Investment trusts have been in existence for nearly as long as the London underground – almost 150 years, but have grown in popularity lately due to the flexibility they offer in terms of access to various sectors and geographies in order to diversify a portfolio.

As closed-ended funds, they work like any other company where investors buy shares. The money raised is reinvested by the trust and if the underlying investments do well, the share price of the investment trust rises.

Some advisers believe investment trusts to be sophisticated or expensive compared to their open-ended equivalents. But the RDR’s abolition of commission payments and increased access to investment trusts through platforms have removed some obstacles to growth.
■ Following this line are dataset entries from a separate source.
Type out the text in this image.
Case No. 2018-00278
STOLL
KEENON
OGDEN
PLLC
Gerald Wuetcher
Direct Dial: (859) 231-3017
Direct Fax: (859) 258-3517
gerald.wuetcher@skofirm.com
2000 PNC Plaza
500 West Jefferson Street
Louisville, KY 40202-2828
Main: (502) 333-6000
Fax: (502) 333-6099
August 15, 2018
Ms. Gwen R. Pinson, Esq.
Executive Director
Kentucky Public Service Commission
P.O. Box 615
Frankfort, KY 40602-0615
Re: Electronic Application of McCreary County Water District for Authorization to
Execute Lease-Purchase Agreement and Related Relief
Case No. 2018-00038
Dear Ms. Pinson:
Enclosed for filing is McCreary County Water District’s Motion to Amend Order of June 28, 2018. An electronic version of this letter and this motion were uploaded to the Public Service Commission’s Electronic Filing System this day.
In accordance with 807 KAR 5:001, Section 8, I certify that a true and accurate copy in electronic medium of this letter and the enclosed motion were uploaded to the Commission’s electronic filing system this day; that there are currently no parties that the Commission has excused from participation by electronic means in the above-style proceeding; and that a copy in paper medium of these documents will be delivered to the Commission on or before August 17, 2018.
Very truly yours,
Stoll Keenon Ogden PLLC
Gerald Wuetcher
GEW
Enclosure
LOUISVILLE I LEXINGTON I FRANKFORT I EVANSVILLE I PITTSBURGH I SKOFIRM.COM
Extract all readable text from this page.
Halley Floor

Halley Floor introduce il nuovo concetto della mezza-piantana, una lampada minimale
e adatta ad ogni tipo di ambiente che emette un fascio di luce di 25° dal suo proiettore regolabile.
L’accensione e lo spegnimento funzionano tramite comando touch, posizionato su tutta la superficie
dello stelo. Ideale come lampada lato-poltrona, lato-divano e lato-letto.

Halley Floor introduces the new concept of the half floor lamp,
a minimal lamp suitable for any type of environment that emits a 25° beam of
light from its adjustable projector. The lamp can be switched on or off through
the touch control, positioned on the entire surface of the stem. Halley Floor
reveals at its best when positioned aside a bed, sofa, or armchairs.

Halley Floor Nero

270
But has this inspired any significant change in investor sentiment?

“Investment trusts have been well placed to benefit from the recent changes to pensions and increasing demand for income as they have the ability to retain up to 15 per cent income each year, which enables them to distribute a more consistent income stream to investors over time,” says Jonny Rusbridge, investment manager at Devon-based Seabrook Clark. “Furthermore, we have noticed that some investment trusts now tend to pay out dividends on a quarterly basis, which is attractive to investors from a cashflow point of view.”

Mr Rusbridge also points out that in 2015, the majority of investment trust initial public offerings (IPOs) have involved strategies which invest in illiquid assets. “One example is Woodford’s Patient Capital Trust, launched in April, which invests in early-stage and early-growth companies,” he said.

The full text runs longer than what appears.